The rain had lightened, Still there, but at least it wasn't pounding down.
Parking seemed to be private pay lots only. We gave up creeping through the slow crowded strip looking for a free town lot, and parked in one of them for $10. The strip was packed with families and some older people too, nearly all of whom were overweight. There were a few attractions mixed in with mostly sugary food stores. Caramel corn. Ice cream. Fudge. The beach strip without the beach. And not what we were looking for.
We knew we were getting a hotel room somewhere, but we hadn't gotten that information from the restaurant where he was booked later, a place nowhere near the strip. So once again, I walked through Gatlinburg feeling like an earth tourist, without knowing where I would lay my head that night. And ate at a restaurant, because I'm not twenty one.
We found a Chinese restaurant on the back side of the strip. It was still early enough in the afternoon that we ordered lunch specials. It began raining harder. We were inside. Dry. Eating warm food. Reading the menu, I discovered that the restaurant had been there a long time. In fact, it opened the year I was last in Gatlinburg, when restaurants were for someone else.

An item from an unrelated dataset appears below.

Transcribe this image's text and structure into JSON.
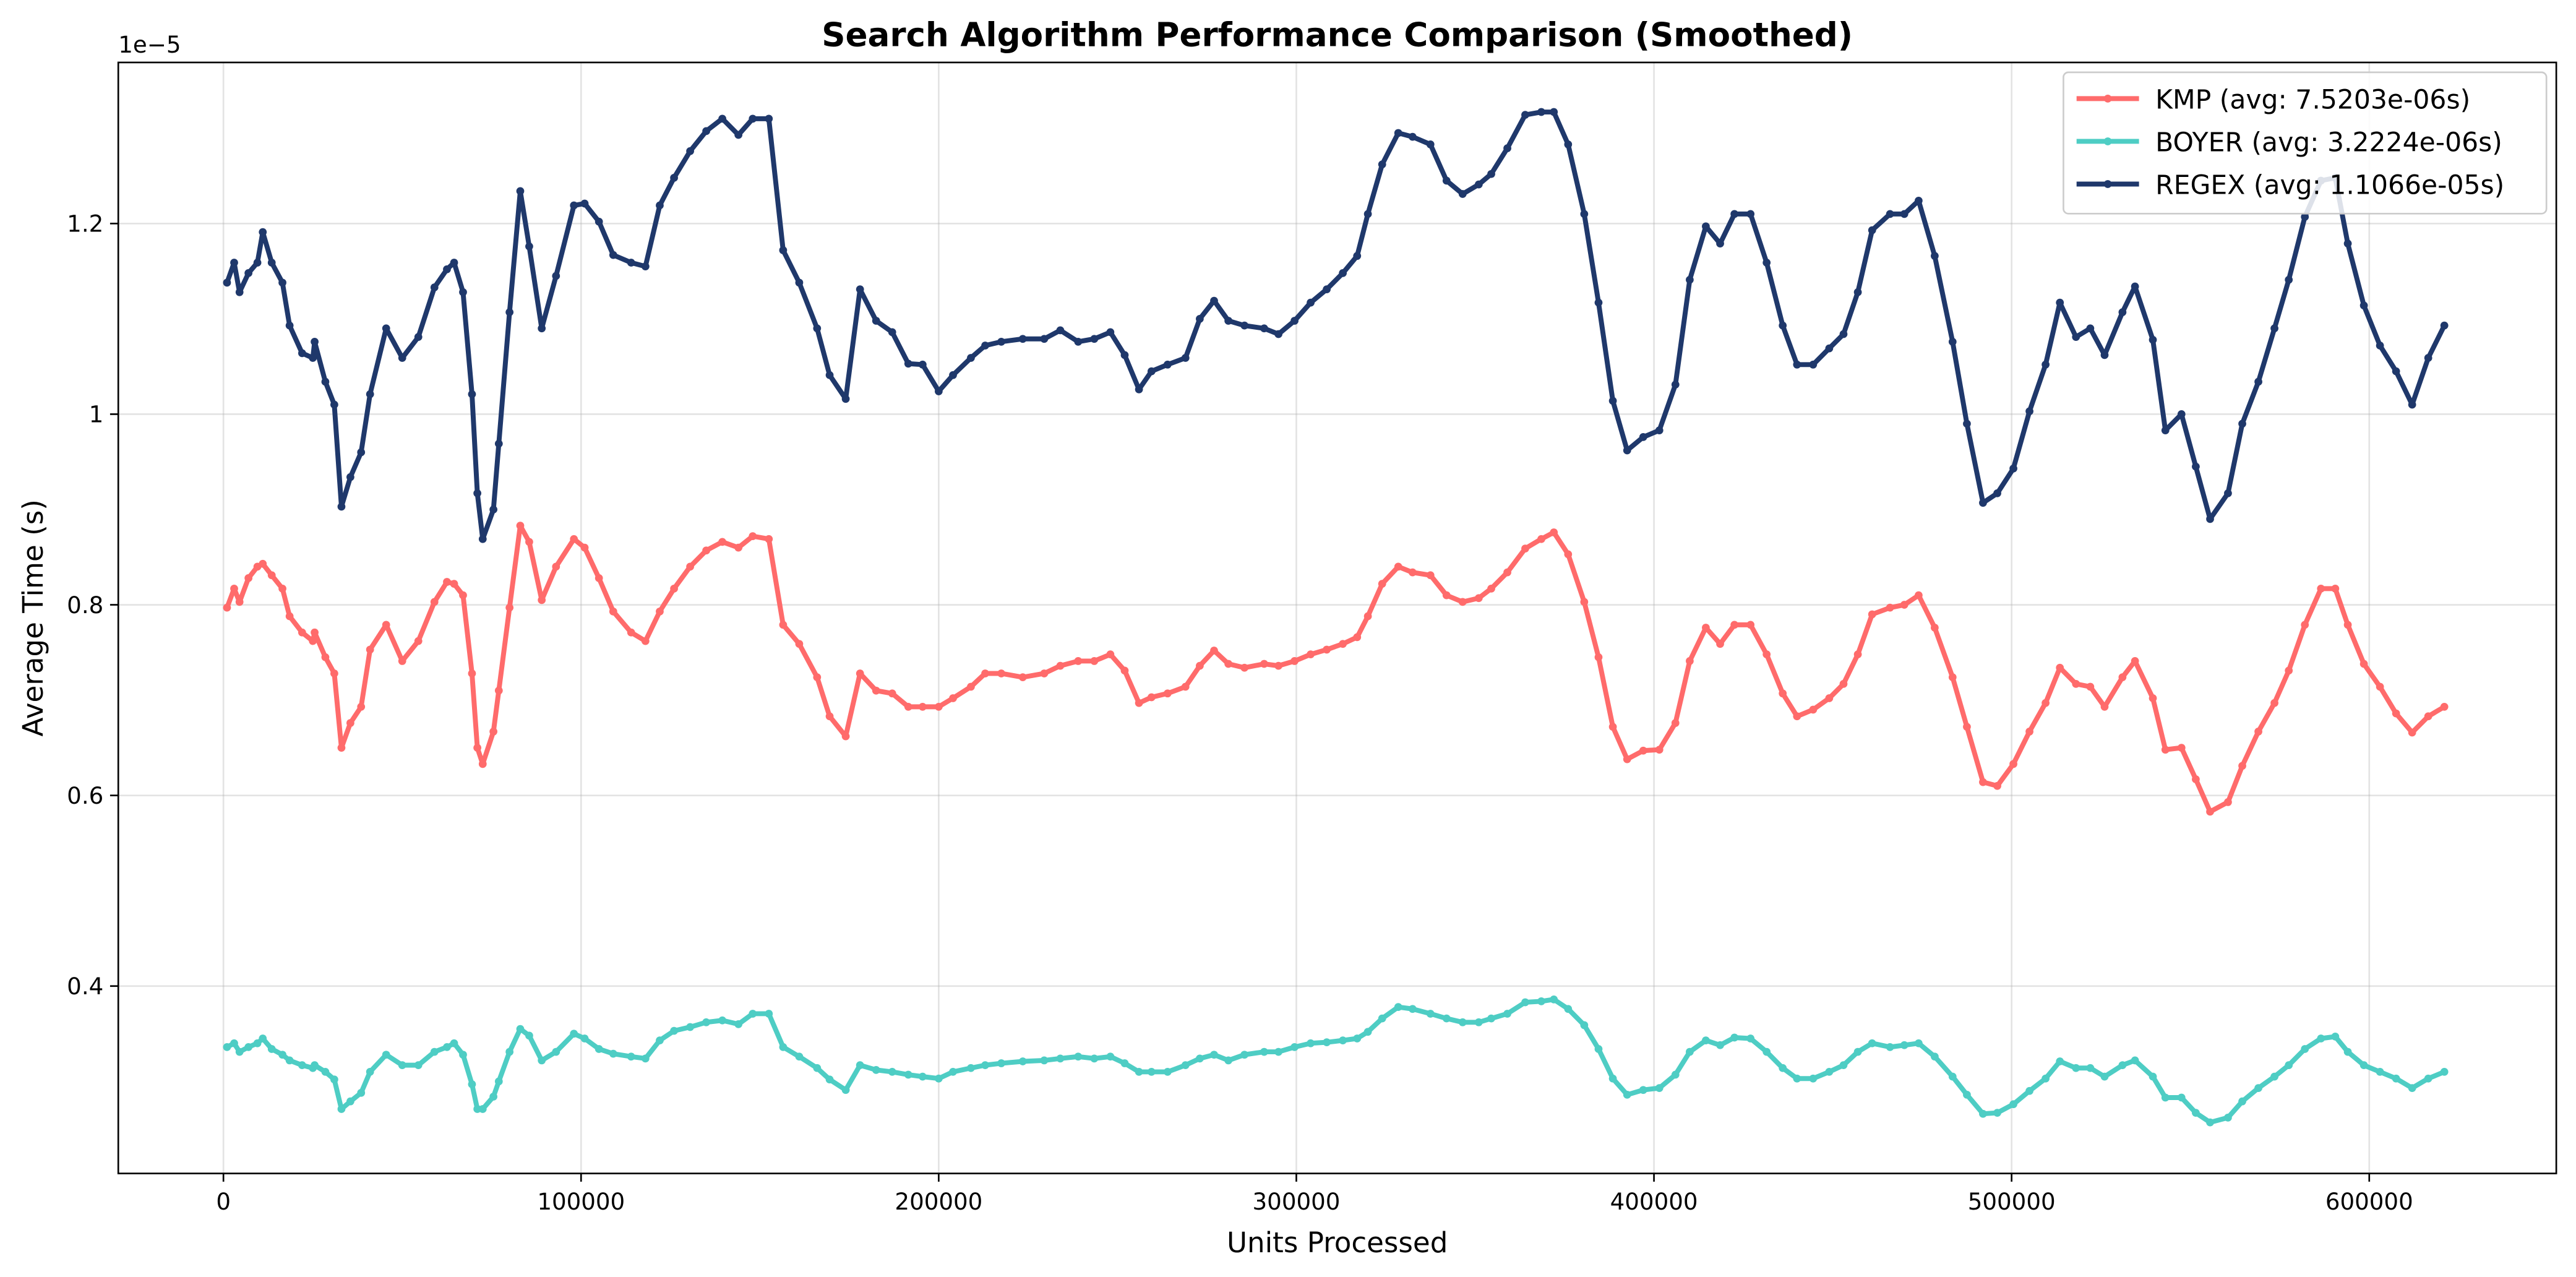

We came out satisfied, still with nowhere to go. The Ripley's Believe It or Not Museum had been replaced by a Ripley's Aquarium of the Smokies. And while it seems like a counterintuitive place to go see marine life, we were there in touristland. When in Rome . . .
When in Rome, don't be a broke person living out of a backpack. That's for the woods. Paid about $75 for two people. It's a beautiful aquarium.